Objective: To study the expression of heterogeneous nuclear ribonucleoprotein A2/B1 (hnRNP A2/B1) in non-small cell lung cancer (NSCLC), and the interaction between hnRNP A2/B1 protein and mRNA of DNA repair enzymes O(6)-methylguanine DNA-methyltransferase (MGMT), 8-oxoguanine DNA glycosylase (OGG1), redox factor 1(Ref-1), DNA-dependent protein kinase (including DNA-PKcs and ku).
Methods: The expression and distribution of hnRNP A2/B1 were detected by immunohistochemistry and Western blot on 50 NSCLC samples from patients who underwent resection in Zhongshan Hospital. The hnRNP A2/B1 mRNA expression was tested by real-time PCR. Co-immunoprecipitation (co-IP) combined RT-PCR was used to investigate whether hnRNP A2/B1 could be bound with the mRNA of the above mentioned 5 DNA repair enzymes in human lung cancer cell line (HTB-182). Then immunohistochemistry and real-time PCR were used to detect the expression of MGMT in the same group of patients.
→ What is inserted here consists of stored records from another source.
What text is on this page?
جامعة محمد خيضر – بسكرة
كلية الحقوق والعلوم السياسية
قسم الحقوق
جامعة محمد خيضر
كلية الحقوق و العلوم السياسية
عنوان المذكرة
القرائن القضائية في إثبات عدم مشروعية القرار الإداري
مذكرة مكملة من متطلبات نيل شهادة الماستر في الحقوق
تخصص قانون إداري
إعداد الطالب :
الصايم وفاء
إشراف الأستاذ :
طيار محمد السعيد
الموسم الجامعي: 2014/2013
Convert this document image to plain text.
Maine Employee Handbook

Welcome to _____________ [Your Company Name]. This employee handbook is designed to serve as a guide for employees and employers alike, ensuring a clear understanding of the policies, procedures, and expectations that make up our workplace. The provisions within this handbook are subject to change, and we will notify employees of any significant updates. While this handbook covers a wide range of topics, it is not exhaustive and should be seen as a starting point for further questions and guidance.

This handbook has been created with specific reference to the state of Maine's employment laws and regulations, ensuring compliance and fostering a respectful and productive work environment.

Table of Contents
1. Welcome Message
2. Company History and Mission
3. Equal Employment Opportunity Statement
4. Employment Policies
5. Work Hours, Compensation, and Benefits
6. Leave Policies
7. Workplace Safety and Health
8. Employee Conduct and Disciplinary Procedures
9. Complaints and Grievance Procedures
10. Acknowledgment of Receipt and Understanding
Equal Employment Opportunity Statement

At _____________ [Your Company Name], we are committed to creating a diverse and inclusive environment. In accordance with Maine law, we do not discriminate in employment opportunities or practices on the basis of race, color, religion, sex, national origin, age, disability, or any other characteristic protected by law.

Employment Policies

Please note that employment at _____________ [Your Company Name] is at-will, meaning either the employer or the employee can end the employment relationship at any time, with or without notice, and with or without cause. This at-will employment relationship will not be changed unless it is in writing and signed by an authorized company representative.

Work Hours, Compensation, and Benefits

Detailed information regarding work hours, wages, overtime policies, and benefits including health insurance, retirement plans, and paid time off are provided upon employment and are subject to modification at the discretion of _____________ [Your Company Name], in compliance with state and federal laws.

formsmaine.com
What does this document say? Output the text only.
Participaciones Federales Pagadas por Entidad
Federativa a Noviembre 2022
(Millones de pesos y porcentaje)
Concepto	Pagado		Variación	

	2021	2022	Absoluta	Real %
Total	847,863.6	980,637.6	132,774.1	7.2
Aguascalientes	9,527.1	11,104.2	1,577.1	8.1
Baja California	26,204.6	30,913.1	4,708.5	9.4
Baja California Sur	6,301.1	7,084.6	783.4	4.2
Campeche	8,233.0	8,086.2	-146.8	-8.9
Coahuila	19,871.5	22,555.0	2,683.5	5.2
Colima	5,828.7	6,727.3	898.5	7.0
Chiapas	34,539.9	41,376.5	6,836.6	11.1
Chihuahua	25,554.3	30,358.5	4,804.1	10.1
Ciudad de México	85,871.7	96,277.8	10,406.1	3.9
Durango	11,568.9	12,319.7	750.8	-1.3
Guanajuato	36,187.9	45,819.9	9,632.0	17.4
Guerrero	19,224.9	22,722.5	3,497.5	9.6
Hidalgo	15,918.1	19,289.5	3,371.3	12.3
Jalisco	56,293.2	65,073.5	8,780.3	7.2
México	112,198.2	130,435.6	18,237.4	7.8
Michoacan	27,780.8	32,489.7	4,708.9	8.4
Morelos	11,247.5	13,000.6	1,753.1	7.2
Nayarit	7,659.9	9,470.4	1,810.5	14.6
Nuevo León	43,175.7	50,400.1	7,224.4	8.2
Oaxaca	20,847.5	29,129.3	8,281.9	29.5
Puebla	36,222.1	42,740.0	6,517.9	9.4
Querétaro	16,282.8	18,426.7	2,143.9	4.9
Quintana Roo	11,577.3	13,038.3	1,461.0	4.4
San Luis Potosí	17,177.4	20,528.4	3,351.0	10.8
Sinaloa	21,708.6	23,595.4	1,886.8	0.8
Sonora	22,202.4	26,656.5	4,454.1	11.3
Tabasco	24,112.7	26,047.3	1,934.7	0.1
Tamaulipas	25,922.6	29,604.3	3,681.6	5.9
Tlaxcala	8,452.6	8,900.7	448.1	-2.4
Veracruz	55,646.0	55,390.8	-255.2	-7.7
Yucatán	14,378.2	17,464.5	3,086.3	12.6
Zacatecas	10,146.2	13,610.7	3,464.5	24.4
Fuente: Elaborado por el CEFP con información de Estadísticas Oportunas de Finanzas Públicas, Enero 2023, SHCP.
Results: HnRNP A2/B1 protein and mRNA expressions were increased in the NSCLC tissues than that in the corresponding normal lung tissues. HnRNP A2/B1 was expressed predominantly in the nuclei of tumor cells. The positive rate and immunohistochemistry score of hnRNP A2/B1 in tumor tissue were significantly higher than that in normal tissue (P < 0.01). In stage III-IV NSCLC, hnRNP A2/B1 expression was higher than that in stage I-II. There was no significant differences of hnRNP A2/B1 expression among patients of different age, sex, histological type, and smoking history. The results of co-IP combined RT-PCR suggested that hnRNP A2/B1 is bound with MGMT mRNA, and MGMT expression is decreased in tumor tissue of NSCLC.
Conclusions: The results of this study show that hnRNP A2/B1 protein and mRNA are highly expressed in NSCLC, and hnRNP A2/B1 is bound with MGMT mRNA, which indicate that it might be one of the mechanisms of hnRNP A2/B1 participating in the pathogenesis of NSCLC.